Vailima Letters

Page 36

Rest of our household, Talolo, cook; Pulu, kitchen boy, good, steady, industrious lads; Henry, back again from Savaii, where his love affair seems not to have prospered, with what looks like a spear-wound in the back of his head, of which Mr. Reticence says nothing; Simi, Manuele, and two other labourers out-doors. Lafaele is provost of the live-stock, whereof now, three milk-cows, one bull-calf, one heifer, Jack, Macfarlane, the mare, Harold, Tifaga Jack, Donald and Edinburgh - seven horses - O, and the stallion - eight horses; five cattle; total, if my arithmetic be correct, thirteen head of beasts; I don't know how the pigs stand, or the ducks, or the chickens; but we get a good many eggs, and now and again a duckling or a chickling for the table; the pigs are more solemn, and appear only on birthdays and sich.


On Friday morning about eleven 1500 cacao seeds arrived, and we set to and toiled from twelve that day to six, and went to bed pretty tired. Next day I got about an hour and a half at my History, and was at it again by 8.10, and except an hour for lunch kept at it till four P.M. Yesterday, I did some History in the morning, and slept most of the afternoon; and to-day, being still averse from physical labour, and the mail drawing nigh, drew out of the squad, and finished for press the fifth chapter of my History; fifty-nine pages in one month; which (you will allow me to say) is a devil of a large order; it means at least 177 pages of writing; 89,000 words! and hours going to and fro among my notes. However, this is the way it has to be done; the job must be done fast, or it is of no use. And it is a curious yarn. Honestly, I think people should be amused and convinced, if they could be at the pains to look at such a damned outlandish piece of machinery, which of course they won't. And much I care.

When I was filling baskets all Saturday, in my dull mulish way, perhaps the slowest worker there, surely the most particular, and the only one that never looked up or knocked off, I could not but think I should have been sent on exhibition as an example to young literary men. Here is how to learn to write, might be the motto. You should have seen us; the verandah was like an Irish bog; our hands and faces were bedaubed with soil; and Faauma was supposed to have struck the right note when she remarked (A PROPOS of nothing), 'Too much ELEELE (soil) for me!' The cacao (you must understand) has to be planted at first in baskets of plaited cocoa-leaf. From four to ten natives were plaiting these in the wood-shed. Four boys were digging up soil and bringing it by the boxful to the verandah. Lloyd and I and Belle, and sometimes S. (who came to bear a hand), were filling the baskets, removing stones and lumps of clay; Austin and Faauma carried them when full to Fanny, who planted a seed in each, and then set them, packed close, in the corners of the verandah. From twelve on Friday till five P.M. on Saturday we planted the first 1500, and more than 700 of a second lot. You cannot dream how filthy we were, and we were all properly tired. They are all at it again to-day, bar Belle and me, not required, and glad to be out of it. The Chief Justice has not yet replied, and I have news that he received my letter. What a man!
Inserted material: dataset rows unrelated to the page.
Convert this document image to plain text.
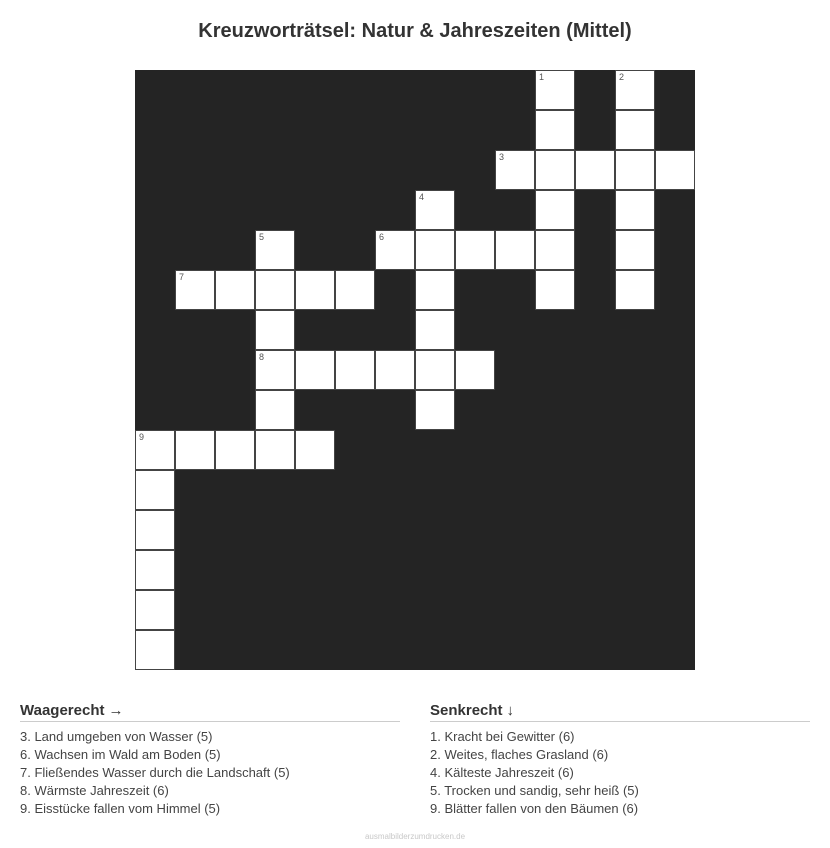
Kreuzworträtsel: Natur & Jahreszeiten (Mittel)
1	2
3
4
5
8
6
7
9
Waagerecht →
3. Land umgeben von Wasser (5)
6. Wachsen im Wald am Boden (5)
7. Fließendes Wasser durch die Landschaft (5)
8. Wärmste Jahreszeit (6)
9. Eisstücke fallen vom Himmel (5)
Senkrecht ↓
1. Kracht bei Gewitter (6)
2. Weites, flaches Grasland (6)
4. Kälteste Jahreszeit (6)
5. Trocken und sandig, sehr heiß (5)
9. Blätter fallen von den Bäumen (6)
ausmalbilderzumdrucken.de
I have gone crazy over Bourget's SENSATIONS D'ITALIE; hence the enclosed dedications, a mere cry of gratitude for the best fun I've had over a new book this ever so!



SIR, - I have the honour to report further explorations of the course of the river Vaea, with accompanying sketch plan. The party under my command consisted of one horse, and was extremely insubordinate and mutinous, owing to not being used to go into the bush, and being half-broken anyway - and that the wrong half. The route indicated for my party was up the bed of the so-called river Vaea, which I accordingly followed to a distance of perhaps two or three furlongs eastward from the house of Vailima, where the stream being quite dry, the bush thick, and the ground very difficult, I decided to leave the main body of the force under my command tied to a tree, and push on myself with the point of the advance guard, consisting of one man.